White House Press Secretary Robert Gibbs acknowledged on Wednesday that progressive voters' disinterest and unhappiness was threatening what traditionally should be a blowout Senate election victory for Democrats in Massachusetts.
Briefing reporters in his office, Gibbs said he did not know "why some segment of political observers don't seem to be as motivated" going into the special election between Democratic Attorney General Martha Coakley and Republican State Senator Scott Brown.
"There is a lot at stake," Gibbs stressed. "There is a lot at stake in the election for Massachusetts. There is a lot at stakes... as to whether or not we are going to go forward with ideas for economic recovery, creating a new foundation or are we going to go back to some of the policies that caused this type of economic devastation to take place."
Asked if that was an admission from the White House that the Democratic Party was having trouble rallying its base, Gibbs replied: "That was the premise of [the] question and I didn't dispute the premise."
Coakley, currently, is clinging to a very narrow lead according to several public opinion polls.
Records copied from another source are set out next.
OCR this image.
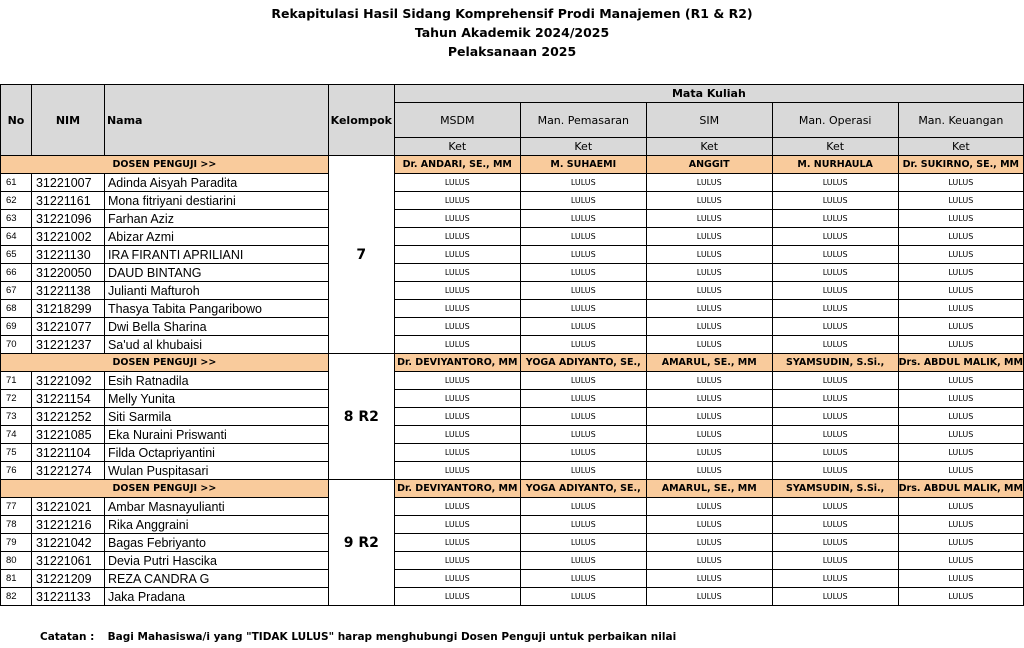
Rekapitulasi Hasil Sidang Komprehensif Prodi Manajemen (R1 & R2)
Tahun Akademik 2024/2025
Pelaksanaan 2025
No	NIM	Nama	Kelompok	Mata Kuliah				
				MSDM	Man. Pemasaran	SIM	Man. Operasi	Man. Keuangan
				Ket	Ket	Ket	Ket	Ket
DOSEN PENGUJI >>			7	Dr. ANDARI, SE., MM	M. SUHAEMI	ANGGIT	M. NURHAULA	Dr. SUKIRNO, SE., MM
61	31221007	Adinda Aisyah Paradita		LULUS	LULUS	LULUS	LULUS	LULUS
62	31221161	Mona fitriyani destiarini		LULUS	LULUS	LULUS	LULUS	LULUS
63	31221096	Farhan Aziz		LULUS	LULUS	LULUS	LULUS	LULUS
64	31221002	Abizar Azmi		LULUS	LULUS	LULUS	LULUS	LULUS
65	31221130	IRA FIRANTI APRILIANI		LULUS	LULUS	LULUS	LULUS	LULUS
66	31220050	DAUD BINTANG		LULUS	LULUS	LULUS	LULUS	LULUS
67	31221138	Julianti Mafturoh		LULUS	LULUS	LULUS	LULUS	LULUS
68	31218299	Thasya Tabita Pangaribowo		LULUS	LULUS	LULUS	LULUS	LULUS
69	31221077	Dwi Bella Sharina		LULUS	LULUS	LULUS	LULUS	LULUS
70	31221237	Sa'ud al khubaisi		LULUS	LULUS	LULUS	LULUS	LULUS
DOSEN PENGUJI >>			8 R2	Dr. DEVIYANTORO, MM	YOGA ADIYANTO, SE.,	AMARUL, SE., MM	SYAMSUDIN, S.Si.,	Drs. ABDUL MALIK, MM
71	31221092	Esih Ratnadila		LULUS	LULUS	LULUS	LULUS	LULUS
72	31221154	Melly Yunita		LULUS	LULUS	LULUS	LULUS	LULUS
73	31221252	Siti Sarmila		LULUS	LULUS	LULUS	LULUS	LULUS
74	31221085	Eka Nuraini Priswanti		LULUS	LULUS	LULUS	LULUS	LULUS
75	31221104	Filda Octapriyantini		LULUS	LULUS	LULUS	LULUS	LULUS
76	31221274	Wulan Puspitasari		LULUS	LULUS	LULUS	LULUS	LULUS
DOSEN PENGUJI >>			9 R2	Dr. DEVIYANTORO, MM	YOGA ADIYANTO, SE.,	AMARUL, SE., MM	SYAMSUDIN, S.Si.,	Drs. ABDUL MALIK, MM
77	31221021	Ambar Masnayulianti		LULUS	LULUS	LULUS	LULUS	LULUS
78	31221216	Rika Anggraini		LULUS	LULUS	LULUS	LULUS	LULUS
79	31221042	Bagas Febriyanto		LULUS	LULUS	LULUS	LULUS	LULUS
80	31221061	Devia Putri Hascika		LULUS	LULUS	LULUS	LULUS	LULUS
81	31221209	REZA CANDRA G		LULUS	LULUS	LULUS	LULUS	LULUS
82	31221133	Jaka Pradana		LULUS	LULUS	LULUS	LULUS	LULUS
Catatan : Bagi Mahasiswa/i yang "TIDAK LULUS" harap menghubungi Dosen Penguji untuk perbaikan nilai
And with the vote scheduled for Tuesday, outside groups and campaign committees have been forced to pour in a significant amount of financial resources behind her campaign.
And yet, even with the seat of a 60th caucusing Democratic Senator at stake, the White House is not prepping to offer much help. Gibbs re-affirmed, on Wednesday, that there are no plans currently for President Obama to travel to Massachusetts to campaign on Coakley's behalf.
Asked whether the administration has plans to get health care reform passed before the next senator is seated -- should Brown actually win -- Gibbs replied: "Not that I'm aware of."